PICK UP THE PIECES FUCK NIGGA

Today has been the weirdest, confusing, and saddest days of my life. Truth is a difficult word for me, and it's not difficult because you have to tell the truth, it's difficult because it hurts. I've been lying to 2 important people in my life over stupid, dumbass shit. I didn't lie to them because I was to tell the truth, I lied because I know the truth hurts. But now I realize that it hurts even more when they don't know the truth. IT HURTS EVEN MORE WHEN YOU LIE ESPECIALLY WHEN IT'S UNNECESSARY. But also it hurts you more because you think you protecting them when you really hurting them, by lying.
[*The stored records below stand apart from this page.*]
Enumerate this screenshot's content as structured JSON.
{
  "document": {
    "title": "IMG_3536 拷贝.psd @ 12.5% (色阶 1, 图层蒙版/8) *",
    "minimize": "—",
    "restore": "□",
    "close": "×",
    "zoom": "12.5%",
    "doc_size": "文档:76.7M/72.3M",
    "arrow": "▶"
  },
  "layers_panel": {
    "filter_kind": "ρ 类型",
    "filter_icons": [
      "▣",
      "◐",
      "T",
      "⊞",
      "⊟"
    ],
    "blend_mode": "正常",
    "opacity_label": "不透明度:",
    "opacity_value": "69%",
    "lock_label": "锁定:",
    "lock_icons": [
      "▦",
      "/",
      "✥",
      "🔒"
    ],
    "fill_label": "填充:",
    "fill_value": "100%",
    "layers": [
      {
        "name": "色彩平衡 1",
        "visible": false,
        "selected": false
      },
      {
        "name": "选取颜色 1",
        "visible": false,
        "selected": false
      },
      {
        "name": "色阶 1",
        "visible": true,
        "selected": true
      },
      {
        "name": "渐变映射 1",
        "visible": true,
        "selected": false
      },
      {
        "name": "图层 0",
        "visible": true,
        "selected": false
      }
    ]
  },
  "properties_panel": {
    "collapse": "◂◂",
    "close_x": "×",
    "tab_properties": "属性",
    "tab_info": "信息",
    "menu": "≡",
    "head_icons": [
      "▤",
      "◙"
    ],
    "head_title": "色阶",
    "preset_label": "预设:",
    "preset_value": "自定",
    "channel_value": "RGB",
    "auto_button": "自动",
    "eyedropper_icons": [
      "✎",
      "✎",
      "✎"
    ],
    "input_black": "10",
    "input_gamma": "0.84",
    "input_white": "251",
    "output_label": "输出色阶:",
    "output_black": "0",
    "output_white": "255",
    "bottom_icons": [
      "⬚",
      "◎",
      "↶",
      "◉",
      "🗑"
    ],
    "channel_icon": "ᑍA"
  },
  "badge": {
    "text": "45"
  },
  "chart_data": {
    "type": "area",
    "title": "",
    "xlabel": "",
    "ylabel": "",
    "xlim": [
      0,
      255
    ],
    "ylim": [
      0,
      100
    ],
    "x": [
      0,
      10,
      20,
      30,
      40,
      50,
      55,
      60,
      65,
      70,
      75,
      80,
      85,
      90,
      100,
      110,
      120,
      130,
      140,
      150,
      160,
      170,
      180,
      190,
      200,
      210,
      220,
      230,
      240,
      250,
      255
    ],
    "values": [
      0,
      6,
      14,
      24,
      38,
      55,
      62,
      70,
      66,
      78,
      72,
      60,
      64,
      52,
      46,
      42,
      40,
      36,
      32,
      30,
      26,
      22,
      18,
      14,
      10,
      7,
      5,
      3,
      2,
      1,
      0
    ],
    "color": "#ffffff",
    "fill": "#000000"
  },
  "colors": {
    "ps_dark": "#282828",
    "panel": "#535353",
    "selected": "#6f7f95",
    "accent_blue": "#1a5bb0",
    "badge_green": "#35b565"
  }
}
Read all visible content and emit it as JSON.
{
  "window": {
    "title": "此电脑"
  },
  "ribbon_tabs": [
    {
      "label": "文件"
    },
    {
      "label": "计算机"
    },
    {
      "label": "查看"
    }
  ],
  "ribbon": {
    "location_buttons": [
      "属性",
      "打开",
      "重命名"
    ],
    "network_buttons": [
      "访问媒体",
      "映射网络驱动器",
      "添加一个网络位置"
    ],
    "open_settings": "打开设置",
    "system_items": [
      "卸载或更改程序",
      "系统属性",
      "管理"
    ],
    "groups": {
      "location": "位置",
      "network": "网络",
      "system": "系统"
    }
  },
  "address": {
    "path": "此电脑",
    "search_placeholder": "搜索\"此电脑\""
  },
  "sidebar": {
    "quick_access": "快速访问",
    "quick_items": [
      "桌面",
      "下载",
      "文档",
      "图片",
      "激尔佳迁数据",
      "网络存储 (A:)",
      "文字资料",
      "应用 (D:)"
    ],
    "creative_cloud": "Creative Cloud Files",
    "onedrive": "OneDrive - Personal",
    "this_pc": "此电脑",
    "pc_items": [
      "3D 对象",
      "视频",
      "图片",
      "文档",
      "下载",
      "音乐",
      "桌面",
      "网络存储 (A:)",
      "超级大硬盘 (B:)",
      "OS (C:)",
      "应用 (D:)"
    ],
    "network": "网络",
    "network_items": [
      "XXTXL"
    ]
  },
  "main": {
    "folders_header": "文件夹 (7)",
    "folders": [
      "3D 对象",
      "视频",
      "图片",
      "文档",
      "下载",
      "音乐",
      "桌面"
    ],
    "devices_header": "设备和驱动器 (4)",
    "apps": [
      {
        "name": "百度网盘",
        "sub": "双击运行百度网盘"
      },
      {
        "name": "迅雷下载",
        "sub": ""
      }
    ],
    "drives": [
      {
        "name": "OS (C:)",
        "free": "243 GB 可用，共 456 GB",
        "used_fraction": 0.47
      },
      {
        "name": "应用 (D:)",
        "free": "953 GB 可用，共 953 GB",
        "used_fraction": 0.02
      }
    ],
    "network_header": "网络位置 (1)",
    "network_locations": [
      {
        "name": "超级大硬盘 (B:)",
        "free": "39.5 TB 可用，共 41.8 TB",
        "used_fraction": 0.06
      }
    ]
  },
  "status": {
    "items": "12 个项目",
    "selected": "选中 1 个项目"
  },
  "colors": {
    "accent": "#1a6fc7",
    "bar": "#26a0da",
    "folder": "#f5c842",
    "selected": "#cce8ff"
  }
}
They forgave me, but currently I don't forgive myself because it's not the first time, and I know that I'm one more move away from losing them. I guess that's my punishment, so I'll deal with it. 

Now that's out the way, I've lost the most precious, understanding, honest, compassionate person in my life today. I say these things because she is the ONLY person that have truly been there for me no matter what. She relates to me so much mentally because she has been in my shoes, plus worse. She was my life support/saver. She dedicated small time she had in life to help me become some type of better as a person. I guess that didn't really work since I'm still fucking up, so I'm truly sorry. Currently I'm completely lost in my life, and I honestly don't think I can continue my life. Anyways enough of crying, Y'ALL ENJOY YA DAY. GET GOD IN YA LIVES FUCK NIGGA.